K-means Clustering: apply K-means clustering with the chosen number of clusters (4 in this example) and assign cluster labels to each trader.
Cluster Analysis:
- Calculate and print the mean values for each feature within each cluster.
- Show the size of each cluster.
PCA Analysis:
- initialize PCA with a desired explained variance ratio of 95%.
- transform the scaled data into principal components.
- print explained variance ratios and plot the cumulative explained variance.
- create a DataFrame with principal components and cluster labels for plotting.
- generate scatter plots to visualize clusters in the PCA space.
Save Results: Save the DataFrame with cluster labels to a CSV file (clustered_trader_data.csv).
Running the Analysis:
- clone Repository: Clone this repository.
- execute Script: Run the script.
Interpreting Results: Elbow Plot: use it to determine the "optimal" number of clusters, balancing model complexity and information capture.

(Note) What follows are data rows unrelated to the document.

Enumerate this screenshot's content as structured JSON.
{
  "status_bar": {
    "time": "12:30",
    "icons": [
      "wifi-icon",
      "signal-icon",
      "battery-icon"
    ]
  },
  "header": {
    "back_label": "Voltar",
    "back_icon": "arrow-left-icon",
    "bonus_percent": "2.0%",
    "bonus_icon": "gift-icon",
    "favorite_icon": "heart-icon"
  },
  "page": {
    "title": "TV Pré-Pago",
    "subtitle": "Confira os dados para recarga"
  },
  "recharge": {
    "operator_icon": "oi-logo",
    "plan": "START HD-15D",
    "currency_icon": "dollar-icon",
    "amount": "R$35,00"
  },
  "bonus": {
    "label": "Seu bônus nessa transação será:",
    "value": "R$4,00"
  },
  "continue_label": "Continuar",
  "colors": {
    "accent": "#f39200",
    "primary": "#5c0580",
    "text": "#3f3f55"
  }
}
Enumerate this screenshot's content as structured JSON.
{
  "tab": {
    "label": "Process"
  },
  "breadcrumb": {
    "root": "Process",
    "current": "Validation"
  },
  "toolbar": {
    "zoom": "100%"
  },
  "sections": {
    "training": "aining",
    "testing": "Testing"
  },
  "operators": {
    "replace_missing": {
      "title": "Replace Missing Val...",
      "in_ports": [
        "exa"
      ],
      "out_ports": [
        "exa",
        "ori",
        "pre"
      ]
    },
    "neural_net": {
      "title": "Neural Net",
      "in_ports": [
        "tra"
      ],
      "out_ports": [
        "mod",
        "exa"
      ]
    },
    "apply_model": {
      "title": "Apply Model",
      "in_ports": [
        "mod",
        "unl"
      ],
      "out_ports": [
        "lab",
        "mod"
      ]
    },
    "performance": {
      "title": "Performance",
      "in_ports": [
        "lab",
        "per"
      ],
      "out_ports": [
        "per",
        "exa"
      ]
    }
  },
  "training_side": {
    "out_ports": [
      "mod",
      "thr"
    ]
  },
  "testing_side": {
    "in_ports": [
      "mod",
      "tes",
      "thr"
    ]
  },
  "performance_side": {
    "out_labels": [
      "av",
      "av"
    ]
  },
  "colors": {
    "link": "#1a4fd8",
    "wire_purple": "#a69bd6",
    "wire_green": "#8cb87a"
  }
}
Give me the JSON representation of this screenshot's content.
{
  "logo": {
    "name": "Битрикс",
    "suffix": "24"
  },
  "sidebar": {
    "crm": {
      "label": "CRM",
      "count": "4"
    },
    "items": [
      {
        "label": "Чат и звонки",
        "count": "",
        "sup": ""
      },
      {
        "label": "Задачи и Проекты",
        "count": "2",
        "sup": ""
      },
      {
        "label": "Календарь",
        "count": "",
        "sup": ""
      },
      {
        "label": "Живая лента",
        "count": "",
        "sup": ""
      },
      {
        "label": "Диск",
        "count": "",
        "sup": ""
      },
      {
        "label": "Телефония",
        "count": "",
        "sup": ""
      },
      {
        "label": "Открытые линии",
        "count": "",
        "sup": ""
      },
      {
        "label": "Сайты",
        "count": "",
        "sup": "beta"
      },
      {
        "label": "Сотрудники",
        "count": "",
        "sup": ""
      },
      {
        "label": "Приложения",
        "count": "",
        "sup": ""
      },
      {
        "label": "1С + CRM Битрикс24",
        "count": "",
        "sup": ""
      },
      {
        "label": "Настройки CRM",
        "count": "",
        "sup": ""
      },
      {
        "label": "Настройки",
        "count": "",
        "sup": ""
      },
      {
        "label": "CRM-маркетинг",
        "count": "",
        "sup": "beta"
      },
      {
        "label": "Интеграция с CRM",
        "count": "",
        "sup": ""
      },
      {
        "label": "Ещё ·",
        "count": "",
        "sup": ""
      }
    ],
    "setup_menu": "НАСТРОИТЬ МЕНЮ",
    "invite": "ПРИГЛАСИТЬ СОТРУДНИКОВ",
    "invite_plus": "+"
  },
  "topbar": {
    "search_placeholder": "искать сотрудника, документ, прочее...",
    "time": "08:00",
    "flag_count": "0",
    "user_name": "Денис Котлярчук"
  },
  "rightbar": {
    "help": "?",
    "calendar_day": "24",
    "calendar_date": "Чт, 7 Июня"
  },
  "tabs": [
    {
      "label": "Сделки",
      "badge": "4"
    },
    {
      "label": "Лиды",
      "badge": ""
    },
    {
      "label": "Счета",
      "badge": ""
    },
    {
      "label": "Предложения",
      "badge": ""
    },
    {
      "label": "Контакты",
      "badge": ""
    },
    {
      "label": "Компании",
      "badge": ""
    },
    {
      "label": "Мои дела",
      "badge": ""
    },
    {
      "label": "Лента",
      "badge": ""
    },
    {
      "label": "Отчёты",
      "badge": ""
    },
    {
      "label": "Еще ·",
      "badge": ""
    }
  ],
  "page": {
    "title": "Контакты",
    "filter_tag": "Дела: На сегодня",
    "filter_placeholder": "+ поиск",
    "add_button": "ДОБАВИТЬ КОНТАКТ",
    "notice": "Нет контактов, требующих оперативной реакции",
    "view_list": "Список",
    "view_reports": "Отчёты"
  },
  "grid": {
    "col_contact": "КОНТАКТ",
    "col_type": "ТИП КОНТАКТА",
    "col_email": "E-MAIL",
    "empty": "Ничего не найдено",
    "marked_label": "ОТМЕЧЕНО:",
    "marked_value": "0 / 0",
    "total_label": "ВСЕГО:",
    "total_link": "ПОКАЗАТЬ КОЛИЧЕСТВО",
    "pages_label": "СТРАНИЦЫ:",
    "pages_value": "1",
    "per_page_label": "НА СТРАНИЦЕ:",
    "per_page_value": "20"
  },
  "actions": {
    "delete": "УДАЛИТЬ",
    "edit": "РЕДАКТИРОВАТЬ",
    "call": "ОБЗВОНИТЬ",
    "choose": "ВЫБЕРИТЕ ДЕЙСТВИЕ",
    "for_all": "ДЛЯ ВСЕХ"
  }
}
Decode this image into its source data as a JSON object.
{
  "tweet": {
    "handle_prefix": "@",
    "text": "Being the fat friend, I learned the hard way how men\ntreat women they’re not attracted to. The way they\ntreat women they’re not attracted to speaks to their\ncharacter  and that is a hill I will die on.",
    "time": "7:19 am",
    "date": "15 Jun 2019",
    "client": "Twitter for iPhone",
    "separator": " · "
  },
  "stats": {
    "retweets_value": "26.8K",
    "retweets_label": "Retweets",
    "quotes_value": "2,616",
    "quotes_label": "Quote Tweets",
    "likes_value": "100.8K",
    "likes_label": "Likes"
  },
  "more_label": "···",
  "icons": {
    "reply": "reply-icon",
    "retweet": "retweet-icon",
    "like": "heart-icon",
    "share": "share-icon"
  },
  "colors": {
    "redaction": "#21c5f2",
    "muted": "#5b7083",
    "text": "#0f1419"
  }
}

Cluster Analysis Table: examine the mean feature values in each cluster to understand their distinct characteristics.
PCA Plots: visualize how traders are grouped in the principal component space. Each principal component represents a combination of original features, and clusters indicate distinct trader behaviors.
Important Note: The PCA analysis might require additional fine-tuning of the desired_variance_ratio depending on the data's dimensionality and your analysis goals.